I know I’m a better mom than my mother was and not just because I didn’t continue what she thought was a healthy and tasty diet of sliced American cheese (sorry Kraft). My daughter did sign me up to take care of her children when she went back to work because I did a good job raising her and her older brother when they were young ( the teen years – I got divorced when she was 14- is another story, no, a book). She did this when she was in her early 20’s and upset over the latest lost love that she would never find again. Now, married over a yearand turning 33 in June, she still has me signed up for when she has children. I guess her recommendation and 35 years as an educator of 3 to 14 year olds and adults who teach them, or want to supervise those teachers, gives me some credibility.
Today, it seems that anyone who can blog or write a book in between chauffeuring kids to activities, watching the nanny cam at work or sitting at the computer while kids nap or watch TV, can get on TV themselves or be followed by hundreds or thousands of people on their blog, Facebook or Twitter. Okay, maybe I’m a little (I don’t think) jealous, but in wonderment how it all happened.
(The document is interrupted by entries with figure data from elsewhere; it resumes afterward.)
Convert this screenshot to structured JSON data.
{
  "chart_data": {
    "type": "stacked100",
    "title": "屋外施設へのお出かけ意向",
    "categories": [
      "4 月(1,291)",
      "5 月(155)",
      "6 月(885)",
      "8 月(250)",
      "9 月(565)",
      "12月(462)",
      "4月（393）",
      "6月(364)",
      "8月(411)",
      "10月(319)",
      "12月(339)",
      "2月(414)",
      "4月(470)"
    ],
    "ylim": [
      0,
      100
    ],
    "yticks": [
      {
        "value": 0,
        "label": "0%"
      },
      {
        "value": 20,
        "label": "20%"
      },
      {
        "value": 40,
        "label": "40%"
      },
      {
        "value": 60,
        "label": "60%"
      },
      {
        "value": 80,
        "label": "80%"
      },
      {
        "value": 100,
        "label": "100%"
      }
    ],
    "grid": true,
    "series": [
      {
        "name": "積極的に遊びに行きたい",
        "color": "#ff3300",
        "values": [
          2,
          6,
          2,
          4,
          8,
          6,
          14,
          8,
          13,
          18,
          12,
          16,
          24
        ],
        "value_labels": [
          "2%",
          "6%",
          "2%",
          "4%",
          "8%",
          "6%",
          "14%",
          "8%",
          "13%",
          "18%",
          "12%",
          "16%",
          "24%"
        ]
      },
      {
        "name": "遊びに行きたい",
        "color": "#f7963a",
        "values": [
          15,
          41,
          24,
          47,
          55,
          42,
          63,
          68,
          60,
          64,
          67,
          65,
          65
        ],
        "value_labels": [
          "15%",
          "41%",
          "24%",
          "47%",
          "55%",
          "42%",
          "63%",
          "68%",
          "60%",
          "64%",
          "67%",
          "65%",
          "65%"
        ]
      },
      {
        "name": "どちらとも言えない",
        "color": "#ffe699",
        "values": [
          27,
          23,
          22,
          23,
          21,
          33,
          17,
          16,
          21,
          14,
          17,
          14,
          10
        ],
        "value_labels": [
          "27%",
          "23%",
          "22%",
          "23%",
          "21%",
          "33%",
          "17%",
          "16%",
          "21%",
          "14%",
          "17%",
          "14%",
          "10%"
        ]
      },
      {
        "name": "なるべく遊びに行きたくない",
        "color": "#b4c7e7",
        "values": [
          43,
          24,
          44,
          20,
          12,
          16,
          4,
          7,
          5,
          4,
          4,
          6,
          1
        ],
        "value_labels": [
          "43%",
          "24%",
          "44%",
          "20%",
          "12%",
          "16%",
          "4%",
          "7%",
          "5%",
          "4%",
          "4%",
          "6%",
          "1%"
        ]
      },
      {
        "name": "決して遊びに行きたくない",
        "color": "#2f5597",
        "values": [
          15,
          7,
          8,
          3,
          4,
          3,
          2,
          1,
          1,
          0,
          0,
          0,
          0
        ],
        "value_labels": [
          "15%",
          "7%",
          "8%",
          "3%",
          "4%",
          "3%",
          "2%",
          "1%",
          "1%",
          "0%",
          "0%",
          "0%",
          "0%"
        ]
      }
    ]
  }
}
Ms. Druckerman says in an interview in New York Family Magazine, that the most important lesson she has learned from French parents is about food. Considering that 33 percent of American children are overweight, someone, or maybe I should say, many people are not doing their homework. Is learning to eat beets at the age of three going to make a real difference in a person’s diet? I was surrounded by borscht, which is a cold beet soup, all my childhood and hated beets. Yes, my mother said “Just taste it”. Yet when I went to college, the local pizza place had a wonderful cold beet salad, and I loved it. I still don’t like borscht.
Before everyone in the States starts trying to impose a French luncheon menu on nursery school children, let’s remember that there must be a genetic reason why the French are thin. It is impossible to leave a French restaurant without eating several days worth of calories on that one dinner. Cheese, bread and wine is not a low calorie lunch. Although I could eat this 3 times a day and be a very happy woman, I wouldn’t necessarily be a thinner one.
President Clinton and several top chefs are trying to change our school breakfasts and lunches so American children eat healthier. We also need to follow First Lady Obama’s lead and get moving.
As someone who has supervised hundreds of kids (yes, that is at one time) in a school cafeteria, I know we have to calm our lunch periods down. While we have varied the ethnicity of our food selection, it is still by far not the healthiest. While Mayor Bloomberg demands that restaurants post calorie counts, an examination of a month’s public school lunch menu reveals 6 lunches (slightly over 25%) of “crispy fried” something. Maybe he should post those calorie counts too. I guess not enough French enfants attend NYC public schools.
I enjoyed reading “Bring Up Bebe”. It was my first electronic read (new Nook). As a 64 year old, I was surprised at some of the things she was surprised at. Of course, French women make room for “couple time,” even though their husbands don’t share equally in household and child rearing duties. After all, what woman wouldn’t succumb to a man speaking French?